The Nazis were not cartoon villains or mythologized bad guys. They had families, dreams, ambitions, emotions, and often a suburban lifestyle. You can’t help but see yourself in the Höss’ shoes.

That’s the point.

Of course, the death camp is mentioned, sometimes as a crude joke, sometimes through Rudolf’s discussion of his work, or through the trauma of one of their girls. At one point, two Nazi engineers discuss with Rudolf a more efficient design for the gas chambers. It’s always in the background (literally) and in the foreground (figuratively) of their lives. But, to Rudolf, it’s just his career.

So, does The Zone of Interest actually pass judgment on Rudolf?

(Spoiler ahead). The movie reaches a climax when Rudolf hears about four hundred thousand Hungarian Jews being transported to Auschwitz. To him, it essentially means a promotion and getting to move back with his family.

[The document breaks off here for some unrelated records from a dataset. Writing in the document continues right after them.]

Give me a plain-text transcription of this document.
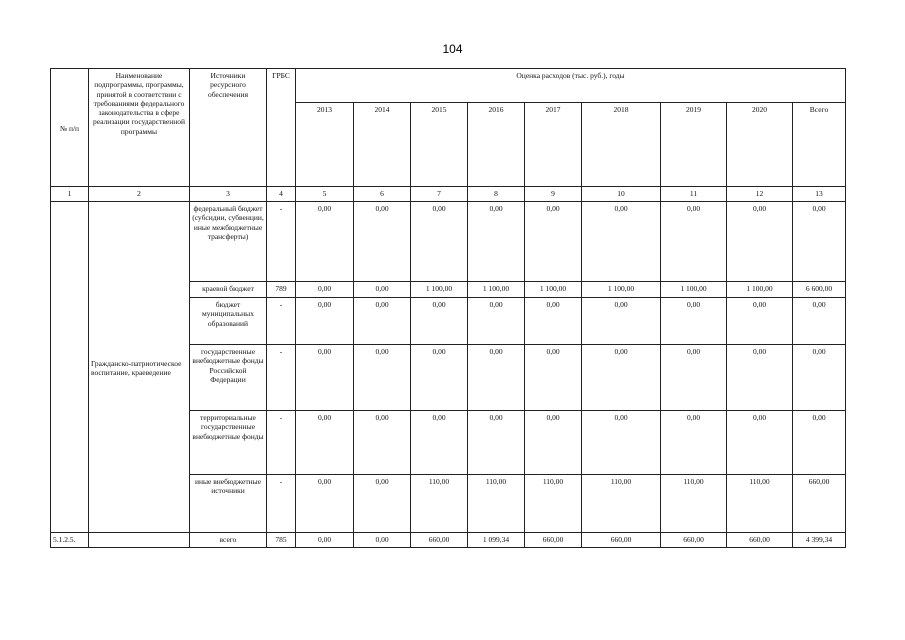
104
№ п/п	Наименование подпрограммы, программы, принятой в соответствии с требованиями федерального законодательства в сфере реализации государственной программы	Источники ресурсного обеспечения	ГРБС	Оценка расходов (тыс. руб.), годы								
				2013	2014	2015	2016	2017	2018	2019	2020	Всего
1	2	3	4	5	6	7	8	9	10	11	12	13
	Гражданско-патриотическое воспитание, краеведение	федеральный бюджет (субсидии, субвенции, иные межбюджетные трансферты)	-	0,00	0,00	0,00	0,00	0,00	0,00	0,00	0,00	0,00
		краевой бюджет	789	0,00	0,00	1 100,00	1 100,00	1 100,00	1 100,00	1 100,00	1 100,00	6 600,00
		бюджет муниципальных образований	-	0,00	0,00	0,00	0,00	0,00	0,00	0,00	0,00	0,00
		государственные внебюджетные фонды Российской Федерации	-	0,00	0,00	0,00	0,00	0,00	0,00	0,00	0,00	0,00
		территориальные государственные внебюджетные фонды	-	0,00	0,00	0,00	0,00	0,00	0,00	0,00	0,00	0,00
		иные внебюджетные источники	-	0,00	0,00	110,00	110,00	110,00	110,00	110,00	110,00	660,00
5.1.2.5.		всего	785	0,00	0,00	660,00	1 099,34	660,00	660,00	660,00	660,00	4 399,34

The movie ends with Rudolf descending a staircase with dark hallways on each side. He retches and stares into the darkness. The camera looks out of the darkness at him. The film cuts to modern-day janitorial staff cleaning the Auschwitz museum. Then, it cuts back again at Rudolf, who vomits again. He descends into darkness and the movie cuts to black with a harrowing choir track.

Evil may deceive us, but our conscience never entirely disappears.

The Zone of Interest and sin

This movie is an important Holocaust depiction because it demands a serious self-examination. Everyone wants to say they would have stood up to the Nazis, never owned slaves, or never worshipped in child-sacrificing paganism.

The fallacious argument says, “I would never do anything so evil. Therefore, whatever I’m doing can’t be so evil,” which, ironically, blinds us to the evils we may be complicit in right now.

In fact, yes.

Yes, you would.

I would.

“The heart is deceitful above all things, and desperately sick; who can understand it?” (Jeremiah 17:9).

Judgment will be a frightening day to all who lack Jesus’ intercession, for God will “search the heart and test the mind, to give every man according to his ways” (v. 10).